Bevor solche utopischen Projekte in Angriff genommen werden, ist zu fragen, warum die Website des Rates immer noch nicht funktioniert. Und wenn sie endlich existieren sollte, wäre zu fordern, daß die Diskussionsvorlagen des Rates dort veröffentlicht werden, damit endlich die versprochene Beteiligung der Bevölkerung möglich wird und nicht nur die fertigen Ratschlüsse zur Kenntnis genommen werden.

Zum „Info“:

Es ist keineswegs einhellige Meinung, daß die Rechtschreibung „nach fast hundert Jahren“, wie es ganz im Ton der gewohnten Reformpropaganda heißt, verändert werden mußte, falls darunter etwas anderes verstanden werden soll als der amtliche Text von 1901/1902, der seit Jahrzehnten nicht mehr gedruckt wurde und daher längst ebenso unbekannt wie irrelevant ist. Es ging bei der Reform nie darum, den inzwischen de facto an die Stelle der amtlichen Regelung getretenen Dudentext zu verbessern, sondern um die Veränderung der Schreibweisen selbst. Dagegen richten sich alle Proteste, während ein anders formulierter Regeltext bei unveränderter Materie niemand aufgeregt hätte.

Meiner Ansicht nach sind Fragen der Gestaltung von Websites nachrangig, solange inhaltliche Fragen der Reform noch weit von einer Beantwortung entfernt sind.

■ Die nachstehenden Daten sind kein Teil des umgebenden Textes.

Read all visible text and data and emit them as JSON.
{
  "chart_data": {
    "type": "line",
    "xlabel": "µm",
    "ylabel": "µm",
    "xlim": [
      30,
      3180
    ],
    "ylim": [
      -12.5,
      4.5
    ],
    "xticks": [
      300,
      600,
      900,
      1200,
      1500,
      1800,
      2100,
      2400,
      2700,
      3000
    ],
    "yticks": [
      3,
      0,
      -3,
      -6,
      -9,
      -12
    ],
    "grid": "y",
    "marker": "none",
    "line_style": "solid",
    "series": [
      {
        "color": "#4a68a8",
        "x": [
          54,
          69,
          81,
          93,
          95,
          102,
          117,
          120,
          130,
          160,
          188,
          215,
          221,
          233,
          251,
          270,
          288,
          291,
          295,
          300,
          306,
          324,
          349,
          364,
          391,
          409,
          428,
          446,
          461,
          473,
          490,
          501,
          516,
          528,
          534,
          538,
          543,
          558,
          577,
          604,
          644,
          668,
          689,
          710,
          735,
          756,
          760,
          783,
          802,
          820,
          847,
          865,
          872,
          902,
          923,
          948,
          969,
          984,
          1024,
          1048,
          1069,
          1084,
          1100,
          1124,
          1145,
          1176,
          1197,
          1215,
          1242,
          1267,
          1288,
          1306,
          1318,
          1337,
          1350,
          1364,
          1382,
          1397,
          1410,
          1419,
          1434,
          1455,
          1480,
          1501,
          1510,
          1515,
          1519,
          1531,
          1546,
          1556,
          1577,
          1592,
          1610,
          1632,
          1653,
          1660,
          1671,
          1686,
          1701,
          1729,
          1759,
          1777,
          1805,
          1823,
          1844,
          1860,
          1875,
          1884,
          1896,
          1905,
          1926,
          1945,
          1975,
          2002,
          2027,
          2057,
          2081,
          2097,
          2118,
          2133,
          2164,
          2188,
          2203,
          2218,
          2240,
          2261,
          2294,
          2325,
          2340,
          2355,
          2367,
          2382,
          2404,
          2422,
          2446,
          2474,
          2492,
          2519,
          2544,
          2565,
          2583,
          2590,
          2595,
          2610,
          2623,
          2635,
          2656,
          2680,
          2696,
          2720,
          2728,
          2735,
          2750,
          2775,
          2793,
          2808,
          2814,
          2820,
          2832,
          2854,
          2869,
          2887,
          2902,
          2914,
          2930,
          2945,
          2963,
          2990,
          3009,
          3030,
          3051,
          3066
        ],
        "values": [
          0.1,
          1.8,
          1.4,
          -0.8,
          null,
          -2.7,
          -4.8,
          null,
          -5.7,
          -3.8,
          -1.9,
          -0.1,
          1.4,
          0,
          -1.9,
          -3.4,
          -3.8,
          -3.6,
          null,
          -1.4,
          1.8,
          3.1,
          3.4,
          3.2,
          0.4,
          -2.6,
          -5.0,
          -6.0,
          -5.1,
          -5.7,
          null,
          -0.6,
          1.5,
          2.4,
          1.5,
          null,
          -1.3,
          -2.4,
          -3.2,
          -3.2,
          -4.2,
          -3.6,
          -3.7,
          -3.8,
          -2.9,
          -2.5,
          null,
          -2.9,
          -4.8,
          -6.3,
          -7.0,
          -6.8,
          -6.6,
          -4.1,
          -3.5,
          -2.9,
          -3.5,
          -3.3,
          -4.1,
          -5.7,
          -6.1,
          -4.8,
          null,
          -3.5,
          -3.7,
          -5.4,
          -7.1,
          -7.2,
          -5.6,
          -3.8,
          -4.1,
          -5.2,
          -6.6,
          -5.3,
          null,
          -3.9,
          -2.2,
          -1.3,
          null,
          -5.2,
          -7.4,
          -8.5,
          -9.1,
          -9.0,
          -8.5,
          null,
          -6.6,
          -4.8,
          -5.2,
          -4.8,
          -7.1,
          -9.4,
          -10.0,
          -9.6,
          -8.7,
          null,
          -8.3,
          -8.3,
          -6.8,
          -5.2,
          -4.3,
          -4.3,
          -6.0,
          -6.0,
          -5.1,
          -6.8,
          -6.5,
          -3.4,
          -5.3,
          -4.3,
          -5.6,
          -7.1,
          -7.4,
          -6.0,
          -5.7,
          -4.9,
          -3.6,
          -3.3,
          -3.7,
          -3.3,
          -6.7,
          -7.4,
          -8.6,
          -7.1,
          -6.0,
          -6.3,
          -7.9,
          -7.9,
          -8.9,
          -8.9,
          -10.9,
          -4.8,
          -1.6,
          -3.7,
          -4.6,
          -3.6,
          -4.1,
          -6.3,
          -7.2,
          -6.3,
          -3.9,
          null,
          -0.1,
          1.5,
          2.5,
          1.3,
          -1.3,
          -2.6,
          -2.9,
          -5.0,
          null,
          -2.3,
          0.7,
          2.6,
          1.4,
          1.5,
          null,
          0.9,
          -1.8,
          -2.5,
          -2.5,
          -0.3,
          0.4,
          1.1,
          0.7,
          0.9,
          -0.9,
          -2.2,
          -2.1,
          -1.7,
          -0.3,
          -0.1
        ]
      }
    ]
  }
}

Man kann nicht am glänzenden Erscheinungsbild arbeiten und vom Inhalt völlig absehen. Eine Arbeitsgruppe Öffentlichkeitsarbeit ist immer in Gefahr, sich die Zielsetzung der Kultusminister zu eigen zu machen, also die Akzeptanz der Rechtschreibreform erhöhen zu wollen, statt die Bevölkerung über die Arbeit des unabhängigen Rates zu unterrichten und sie daran teilhaben zu lassen.